Juris Graney
Staff writer
If time waits for no man, technology almost certainly is the impatient child in the back seat of the family sedan demanding ‘are we there yet?’
The rate of technological innovation has hurtled us forward at a frightening rate, so much so that a term like ‘future shock’ is no longer confined to science fiction but is reality.
In 1984 futurist Alvin Toffler, who coined the term ‘future shock’, wrote that ‘the great growling engine of change’ was technology.
Now that ever-hungry beast has devoured yet another technology, relegating it to the scrap heap.
Like semaphore lines being replaced by electrical telegraph, telephones usurping Morse code, and smart phones replacing them all, technology begets technology, its offspring voiding the usefulness of its predecessor.
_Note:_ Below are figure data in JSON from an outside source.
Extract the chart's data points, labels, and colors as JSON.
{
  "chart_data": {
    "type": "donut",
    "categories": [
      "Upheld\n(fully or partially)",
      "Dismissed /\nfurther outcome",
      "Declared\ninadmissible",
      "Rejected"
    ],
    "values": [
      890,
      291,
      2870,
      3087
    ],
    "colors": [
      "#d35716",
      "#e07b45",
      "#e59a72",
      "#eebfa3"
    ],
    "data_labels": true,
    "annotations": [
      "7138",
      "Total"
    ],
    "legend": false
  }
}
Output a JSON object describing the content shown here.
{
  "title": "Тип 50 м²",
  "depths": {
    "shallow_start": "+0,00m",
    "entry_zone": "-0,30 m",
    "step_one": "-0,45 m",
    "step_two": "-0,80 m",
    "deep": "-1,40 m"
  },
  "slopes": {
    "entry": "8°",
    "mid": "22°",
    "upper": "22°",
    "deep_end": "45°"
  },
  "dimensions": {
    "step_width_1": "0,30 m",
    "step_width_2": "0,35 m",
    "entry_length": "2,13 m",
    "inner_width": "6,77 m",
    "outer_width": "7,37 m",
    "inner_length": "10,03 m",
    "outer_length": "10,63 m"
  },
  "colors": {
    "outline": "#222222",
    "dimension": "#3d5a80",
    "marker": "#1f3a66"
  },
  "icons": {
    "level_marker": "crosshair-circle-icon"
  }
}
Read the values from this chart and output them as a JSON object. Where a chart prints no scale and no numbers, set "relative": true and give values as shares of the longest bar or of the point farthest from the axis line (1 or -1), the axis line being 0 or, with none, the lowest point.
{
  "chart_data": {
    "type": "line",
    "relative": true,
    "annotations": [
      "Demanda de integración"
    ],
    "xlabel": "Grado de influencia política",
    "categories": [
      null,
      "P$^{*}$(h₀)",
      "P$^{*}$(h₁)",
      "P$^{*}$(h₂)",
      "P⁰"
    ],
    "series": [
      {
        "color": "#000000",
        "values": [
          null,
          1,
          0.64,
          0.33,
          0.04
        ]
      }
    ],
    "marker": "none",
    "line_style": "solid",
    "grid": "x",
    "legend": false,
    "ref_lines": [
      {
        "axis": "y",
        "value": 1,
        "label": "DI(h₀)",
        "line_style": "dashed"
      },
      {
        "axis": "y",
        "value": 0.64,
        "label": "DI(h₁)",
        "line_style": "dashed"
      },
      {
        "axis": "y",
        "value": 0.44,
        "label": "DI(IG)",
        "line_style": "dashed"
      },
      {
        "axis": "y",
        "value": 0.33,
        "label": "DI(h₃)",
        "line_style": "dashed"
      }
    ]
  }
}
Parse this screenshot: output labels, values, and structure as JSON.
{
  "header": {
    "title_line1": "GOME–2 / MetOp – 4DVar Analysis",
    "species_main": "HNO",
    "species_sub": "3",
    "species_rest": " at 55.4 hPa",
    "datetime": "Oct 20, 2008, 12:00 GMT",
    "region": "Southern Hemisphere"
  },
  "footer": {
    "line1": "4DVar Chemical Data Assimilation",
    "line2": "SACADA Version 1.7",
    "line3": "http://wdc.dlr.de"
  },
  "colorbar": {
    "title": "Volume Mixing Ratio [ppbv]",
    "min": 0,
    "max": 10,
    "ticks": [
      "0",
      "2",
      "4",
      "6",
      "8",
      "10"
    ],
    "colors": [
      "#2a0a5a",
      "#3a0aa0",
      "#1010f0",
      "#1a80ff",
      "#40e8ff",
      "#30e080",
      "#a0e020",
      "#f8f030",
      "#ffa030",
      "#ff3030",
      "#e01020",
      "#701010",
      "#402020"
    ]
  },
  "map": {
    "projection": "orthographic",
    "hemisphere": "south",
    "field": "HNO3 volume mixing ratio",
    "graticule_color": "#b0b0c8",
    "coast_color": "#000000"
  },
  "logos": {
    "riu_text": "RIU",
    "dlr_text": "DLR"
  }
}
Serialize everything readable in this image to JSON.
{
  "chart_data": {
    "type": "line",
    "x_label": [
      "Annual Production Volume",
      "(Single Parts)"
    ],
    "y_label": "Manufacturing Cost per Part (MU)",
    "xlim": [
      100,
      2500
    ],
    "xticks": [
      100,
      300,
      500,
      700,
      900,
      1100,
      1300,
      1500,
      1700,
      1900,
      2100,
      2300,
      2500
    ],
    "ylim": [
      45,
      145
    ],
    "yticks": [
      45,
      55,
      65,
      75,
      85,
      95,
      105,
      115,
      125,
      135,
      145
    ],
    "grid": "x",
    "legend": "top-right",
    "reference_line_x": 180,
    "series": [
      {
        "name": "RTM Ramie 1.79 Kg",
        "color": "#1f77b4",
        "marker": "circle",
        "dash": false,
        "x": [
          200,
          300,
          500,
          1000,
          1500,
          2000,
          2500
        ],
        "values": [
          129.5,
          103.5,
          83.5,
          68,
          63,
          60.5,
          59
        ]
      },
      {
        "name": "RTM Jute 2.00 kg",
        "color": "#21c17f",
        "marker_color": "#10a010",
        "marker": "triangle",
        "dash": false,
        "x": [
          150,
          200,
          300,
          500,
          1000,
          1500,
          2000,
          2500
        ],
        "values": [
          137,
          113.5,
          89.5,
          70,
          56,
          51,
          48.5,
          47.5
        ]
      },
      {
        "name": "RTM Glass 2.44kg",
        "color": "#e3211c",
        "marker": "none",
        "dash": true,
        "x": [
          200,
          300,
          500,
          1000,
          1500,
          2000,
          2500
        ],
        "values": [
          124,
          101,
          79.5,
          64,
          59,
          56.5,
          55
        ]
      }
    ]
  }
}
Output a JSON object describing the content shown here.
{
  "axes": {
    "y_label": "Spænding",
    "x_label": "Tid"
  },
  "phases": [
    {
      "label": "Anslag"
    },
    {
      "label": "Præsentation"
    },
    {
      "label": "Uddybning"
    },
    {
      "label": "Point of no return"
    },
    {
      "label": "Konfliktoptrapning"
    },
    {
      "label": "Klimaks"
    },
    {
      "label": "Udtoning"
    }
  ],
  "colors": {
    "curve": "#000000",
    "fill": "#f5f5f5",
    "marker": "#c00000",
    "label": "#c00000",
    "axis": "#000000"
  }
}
As of 2pm last Tuesday, the Long Range Navigation system (LORAN-C) network in St. Anthony succumbed to a fate it had avoided for more than 35 years — extinction.
In a private decommissioning ceremony Canadian Coast Guard officials, dignitaries and six employees bid farewell to the system across Canada that was rendered obsolete by Global Positioning System (GPS) and Differential Global Positioning System (DGPS).
“It was something that had to come,” chain operations control officer Tim Kelly told the Pen last week.